When it comes to church property, and legal questions of who owns it and can dispose of it, the stakes could hardly be higher. National denominations, local congregations and an army of attorneys charging by the hour are battling over hundreds of millions of dollars in real estate. Columbus might become an arena in the dispute in June when the fractured Episcopal Church holds its national convention here.

The fate of disputed property ultimately might be determined by secular courts. Increasingly, judges who once deferred to bishops are making their own decisions in what all sides call an uncomfortable confrontation between civil and church law.

"It's a state-by-state issue, and very fact-dependent," said Valerie Munson, a Philadelphia attorney who specializes in church property disputes. "It can be very messy and uncertain."

In mainline Protestant churches — especially the Episcopal Church — bishops are battling breakaway parishes that want to secede from denominations and take their property with them.

In the Roman Catholic Church, meanwhile, West Coast bishops already in bankruptcy are trying to protect parishes from being sold to settle sexual abuse lawsuits. On the East Coast, bishops are wrestling with restive parishioners who refuse to accept their directive to sell or close parishes to cope with a shortage of priests.

For almost all independent or congregational churches, ownership is hardly an issue since local congregations own all property. For example, if a Southern Baptist congregation wanted to leave the denomination, there is nothing the denomination could do to retain the property, and it's unlikely it would ever try.

Hierarchical churches, however, are another story:

Facing big-dollar sex-abuse lawsuits, the Catholic bishops of Portland, Ore., and Spokane, Wash., declared bankruptcy. In determining which assets would be available to pay creditors, the bishops said parishes were off-limits because they were not controlled by the diocese.

Under civil law, the bishops said, they were merely trustees for the property, holding them in benefit of parishioners. Under church law, they said, they have authority over parishes but cannot close them at will.

But lawyers representing the creditors in Portland argue that it's clear that the 124 parishes are owned by a corporation that is based in the bishop's office.

Among most major mainline Protestant churches — Methodists, Episcopalians and Presbyterians — local property is held "in trust" for the national denomination. Rules on Lutheran churches tend to be more flexible.

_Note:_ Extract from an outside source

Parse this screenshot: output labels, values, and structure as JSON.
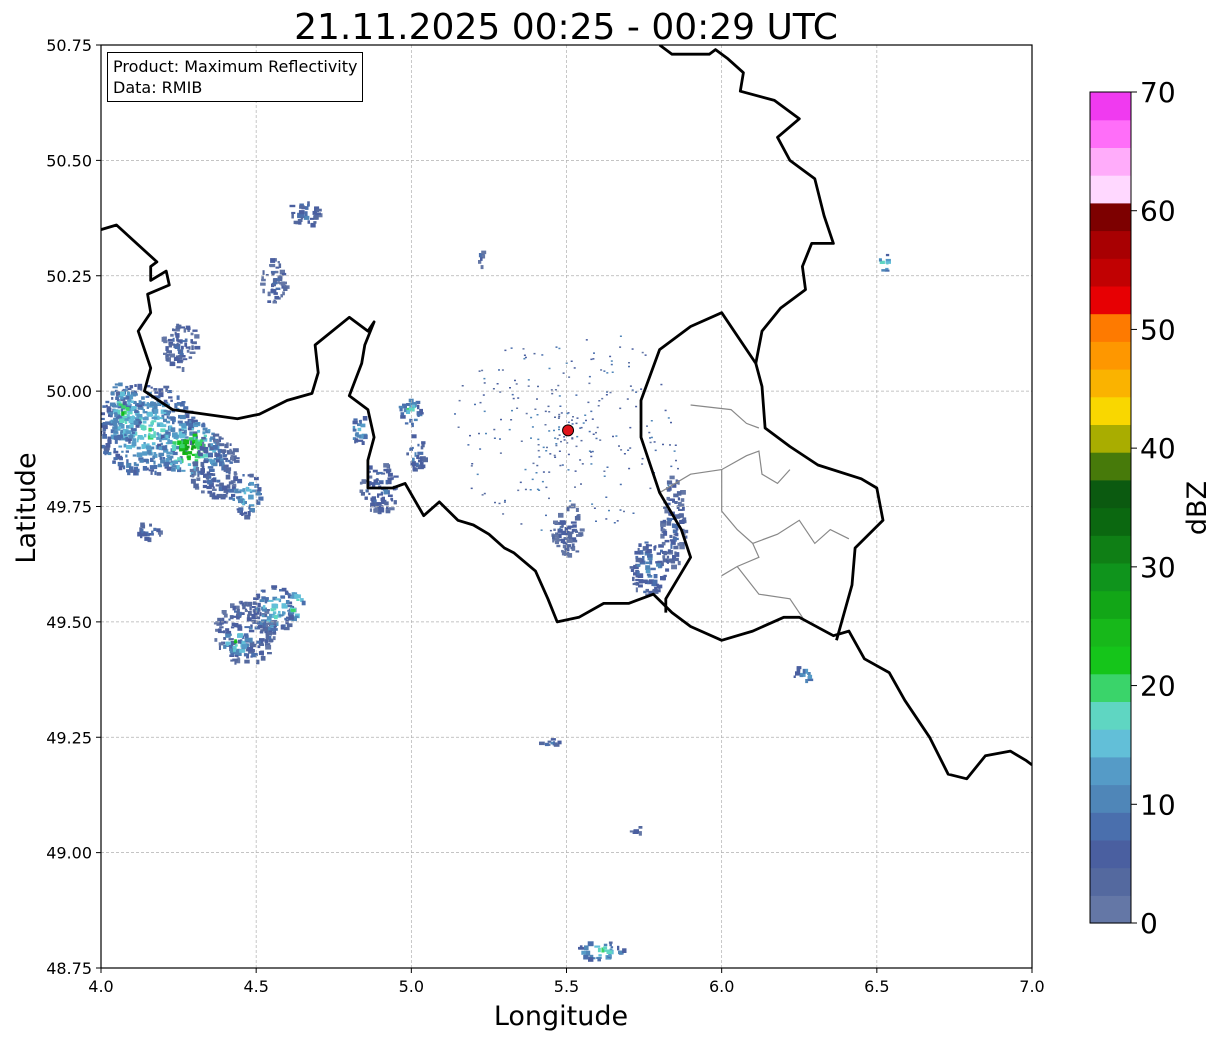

In a 1979 decision, the U.S. Supreme Court signaled it would defer to church bodies to set the rules for deciding property disputes. As a result, most denominations adopted internal laws that say when a parish cuts ties with the national church, it must also forfeit its property.

Some of that, however, might be changing.

In California, the state Supreme Court ruled in 2004 that a Fresno church, St. Luke's United Methodist, could cut ties and keep its property, based on state trust law.

In Los Angeles, Episcopal Bishop Jon Bruno is appealing court decisions that allowed two churches — All Saints in Long Beach and St. David's in North Hollywood — to leave with their property.

And in Virginia, state Sen. Bill Mims last year introduced a bill, eventually defeated, that would allow breakaway churches to secede with their property. Mims is a member of an Episcopal parish that recently left to align itself with an Anglican bishop in Uganda.

In the Episcopal Church, some 28 bishops are already talking about how or whether to fight an expected flood of breakaway churches, and church leaders have earmarked $100,000 in seed money for a property defense fund.

The issue is expected to come to a head this summer at the denomination's General Convention in Columbus. Dissident conservatives have said they might be forced to leave — and take their property — if the national church does not correct its leftward drift.

Liberal Episcopal groups have drawn up contingency plans for seizing breakaway property, while conservatives have spent millions building an alternative denominational structure to receive breakaway parishes.

Last year, one of the nation's largest Episcopal churches, Christ Church in Overland Park, Kan., aligned itself with a bishop in Uganda. The local bishop agreed to sell the building to Christ Church for $2.7 million, and both sides parted ways amicably.